Yesterday the Massachusetts Institute of Technology (MIT) became the first university to reject the White House’s proposed “Compact for Academic Excellence in Higher Education” — an agreement that would give signatories preferential treatment for government funding.

MIT President Sally Kornbluth explained that certain provisions “would restrict freedom of expression and our independence as an institution.” The other eight universities that received the same compact should follow her lead — or risk betraying their own commitments to free speech.

The compact calls on institutions to eliminate academic departments deemed to “purposefully punish, belittle, and even spark violence against conservative ideas.” But this language poses constitutional problems on two fronts.

First, it conflates mockery with speech that “sparks violence” — a vague, non-legal phrase that could easily encompass protected expression. Speech that offends or challenges political views is not violence. Blurring that line undermines both free expression and genuine efforts to address real threats. Restrictions on speech should be limited to the Supreme Court’s narrowly defined exceptions to the First Amendment, such as incitement to violence.

The compact’s language is also viewpoint discriminatory. It creates a special class of protected ideas — “conservative” ones — and tells institutions to censor anyone who mocks them. But the Supreme Court has declared this type of viewpoint discrimination unconstitutional for a reason. The executive branch is not the arbiter of truth, and no administration may wield its power to declare certain ideas beyond criticism. Moreover, if this administration can leverage research funding to shut down speech critical of conservative ideas, the next administration can do the same to shut down speech critical of liberal ones.

In this tit-for-tat exchange, nobody wins. The better path forward is to ensure that all protected expression is allowed on campus, regardless of what particular viewpoint it espouses or criticises.

Second, the compact requires all university employees acting as university representatives, not just members of the leadership who speak for the university, but all university employees, to “abstain from actions or speech relating to societal and political events”. For public institutions, this is an unconstitutional gag order. Public university faculty have the First Amendment right to speak about pedagogically relevant politics in their teaching and scholarship.

It’s also a problem for private universities. The Supreme Court ruled unanimously just last year that the government cannot wield its power to pressure private institutions to censor third parties, and that’s exactly what this proposal does. And private universities have their own speech rights: freedom includes the right not to be neutral.
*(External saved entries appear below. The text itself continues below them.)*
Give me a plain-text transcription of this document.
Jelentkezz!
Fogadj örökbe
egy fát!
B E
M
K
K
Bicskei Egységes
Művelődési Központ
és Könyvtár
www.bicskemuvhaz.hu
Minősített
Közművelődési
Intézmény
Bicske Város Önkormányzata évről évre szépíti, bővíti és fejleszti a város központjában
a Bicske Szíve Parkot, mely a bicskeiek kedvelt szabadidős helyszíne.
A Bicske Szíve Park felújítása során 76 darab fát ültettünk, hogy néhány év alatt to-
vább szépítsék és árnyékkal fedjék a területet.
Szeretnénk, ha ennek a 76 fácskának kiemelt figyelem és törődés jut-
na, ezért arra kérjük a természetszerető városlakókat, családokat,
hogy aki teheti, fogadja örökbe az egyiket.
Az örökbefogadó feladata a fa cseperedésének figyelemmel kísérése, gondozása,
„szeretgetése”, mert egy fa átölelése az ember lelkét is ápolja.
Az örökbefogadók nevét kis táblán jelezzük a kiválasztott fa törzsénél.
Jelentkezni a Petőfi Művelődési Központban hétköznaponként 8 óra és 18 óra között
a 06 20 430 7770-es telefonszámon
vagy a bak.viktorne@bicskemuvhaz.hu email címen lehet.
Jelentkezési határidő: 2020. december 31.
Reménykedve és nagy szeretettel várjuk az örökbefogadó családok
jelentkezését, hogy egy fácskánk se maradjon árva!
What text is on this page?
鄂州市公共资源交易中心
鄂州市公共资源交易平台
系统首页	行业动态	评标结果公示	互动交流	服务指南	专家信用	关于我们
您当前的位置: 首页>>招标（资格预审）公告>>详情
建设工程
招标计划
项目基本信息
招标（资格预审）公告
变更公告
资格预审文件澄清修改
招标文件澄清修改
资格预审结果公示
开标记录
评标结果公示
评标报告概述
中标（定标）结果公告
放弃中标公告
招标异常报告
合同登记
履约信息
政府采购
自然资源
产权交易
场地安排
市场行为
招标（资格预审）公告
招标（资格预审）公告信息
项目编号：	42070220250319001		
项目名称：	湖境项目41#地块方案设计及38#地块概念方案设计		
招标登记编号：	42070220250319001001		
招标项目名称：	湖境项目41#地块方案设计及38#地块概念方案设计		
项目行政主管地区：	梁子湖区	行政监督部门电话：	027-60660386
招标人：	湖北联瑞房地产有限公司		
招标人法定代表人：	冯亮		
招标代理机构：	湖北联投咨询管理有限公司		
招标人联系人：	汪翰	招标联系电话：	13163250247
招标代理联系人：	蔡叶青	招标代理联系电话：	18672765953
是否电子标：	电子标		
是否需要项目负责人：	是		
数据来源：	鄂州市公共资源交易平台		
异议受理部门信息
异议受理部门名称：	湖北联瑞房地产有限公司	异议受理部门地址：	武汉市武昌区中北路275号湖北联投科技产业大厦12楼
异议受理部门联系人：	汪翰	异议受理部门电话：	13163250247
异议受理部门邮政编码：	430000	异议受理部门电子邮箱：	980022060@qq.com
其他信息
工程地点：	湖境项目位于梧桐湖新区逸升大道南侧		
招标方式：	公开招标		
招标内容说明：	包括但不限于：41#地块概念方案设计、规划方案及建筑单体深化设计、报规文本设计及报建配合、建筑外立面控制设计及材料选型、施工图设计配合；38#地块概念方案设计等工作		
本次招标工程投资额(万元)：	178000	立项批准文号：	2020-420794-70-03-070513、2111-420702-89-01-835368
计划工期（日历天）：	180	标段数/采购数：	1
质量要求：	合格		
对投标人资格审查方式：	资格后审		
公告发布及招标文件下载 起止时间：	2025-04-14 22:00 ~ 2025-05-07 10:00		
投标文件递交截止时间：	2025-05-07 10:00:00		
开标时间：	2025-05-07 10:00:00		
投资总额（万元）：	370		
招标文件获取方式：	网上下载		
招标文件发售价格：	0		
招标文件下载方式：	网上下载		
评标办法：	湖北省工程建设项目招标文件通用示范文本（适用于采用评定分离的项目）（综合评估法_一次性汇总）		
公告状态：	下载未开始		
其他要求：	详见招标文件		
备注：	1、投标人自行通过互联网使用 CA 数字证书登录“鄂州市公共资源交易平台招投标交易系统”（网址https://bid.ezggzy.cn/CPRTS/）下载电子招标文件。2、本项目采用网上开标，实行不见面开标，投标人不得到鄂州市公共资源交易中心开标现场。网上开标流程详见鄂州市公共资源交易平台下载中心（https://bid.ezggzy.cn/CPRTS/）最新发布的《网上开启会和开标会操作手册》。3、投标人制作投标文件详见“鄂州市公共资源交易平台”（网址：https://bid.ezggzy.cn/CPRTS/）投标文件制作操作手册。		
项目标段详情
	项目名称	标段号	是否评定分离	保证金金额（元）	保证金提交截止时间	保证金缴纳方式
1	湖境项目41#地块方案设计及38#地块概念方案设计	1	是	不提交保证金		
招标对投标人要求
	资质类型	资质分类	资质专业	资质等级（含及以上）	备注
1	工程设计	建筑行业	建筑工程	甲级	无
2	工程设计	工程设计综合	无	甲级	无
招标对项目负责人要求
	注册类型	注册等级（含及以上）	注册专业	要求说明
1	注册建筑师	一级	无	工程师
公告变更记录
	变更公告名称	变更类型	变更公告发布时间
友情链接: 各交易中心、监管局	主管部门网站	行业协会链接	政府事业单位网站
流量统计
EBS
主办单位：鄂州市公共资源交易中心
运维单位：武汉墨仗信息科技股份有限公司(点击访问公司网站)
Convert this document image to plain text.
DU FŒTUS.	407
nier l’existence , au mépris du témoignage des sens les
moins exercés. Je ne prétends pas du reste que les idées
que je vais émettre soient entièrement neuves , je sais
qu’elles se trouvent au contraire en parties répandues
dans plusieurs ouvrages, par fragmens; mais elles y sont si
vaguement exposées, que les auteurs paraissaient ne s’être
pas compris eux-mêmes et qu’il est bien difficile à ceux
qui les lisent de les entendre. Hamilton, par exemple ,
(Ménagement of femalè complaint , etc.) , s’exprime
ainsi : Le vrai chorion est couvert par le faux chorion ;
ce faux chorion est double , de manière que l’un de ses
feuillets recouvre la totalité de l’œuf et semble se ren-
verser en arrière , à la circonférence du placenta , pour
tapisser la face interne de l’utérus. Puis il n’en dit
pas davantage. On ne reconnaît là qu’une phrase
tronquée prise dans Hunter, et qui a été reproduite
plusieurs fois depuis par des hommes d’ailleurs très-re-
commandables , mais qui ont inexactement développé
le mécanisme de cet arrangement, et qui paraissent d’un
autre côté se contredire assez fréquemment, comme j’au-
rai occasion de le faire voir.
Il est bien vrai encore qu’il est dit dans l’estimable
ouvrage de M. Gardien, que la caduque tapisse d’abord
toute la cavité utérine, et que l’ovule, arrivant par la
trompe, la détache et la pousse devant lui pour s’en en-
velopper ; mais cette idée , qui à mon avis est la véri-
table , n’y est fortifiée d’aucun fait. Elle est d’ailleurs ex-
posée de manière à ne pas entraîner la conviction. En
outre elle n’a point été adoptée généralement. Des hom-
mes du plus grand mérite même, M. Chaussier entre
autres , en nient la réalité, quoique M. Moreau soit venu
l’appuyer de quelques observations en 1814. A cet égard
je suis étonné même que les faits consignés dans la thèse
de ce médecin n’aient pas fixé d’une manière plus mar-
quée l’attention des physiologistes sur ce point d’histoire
MIT’s rejection of this compact is a brave stand against the administration’s effort to entrench a government-funded orthodoxy on campus. And while it carries risk, the risk of compliance may be even greater. What will universities become if the federal government can compel ideological conformity? They certainly won’t be the bastions of wide-open research and discourse we need them to be.

All institutions should join MIT and tell the government that they won’t be bullied into betraying their missions.


Michael Hurley is Government Affairs Counsel at the Foundation for Individual Rights and Expression (FIRE).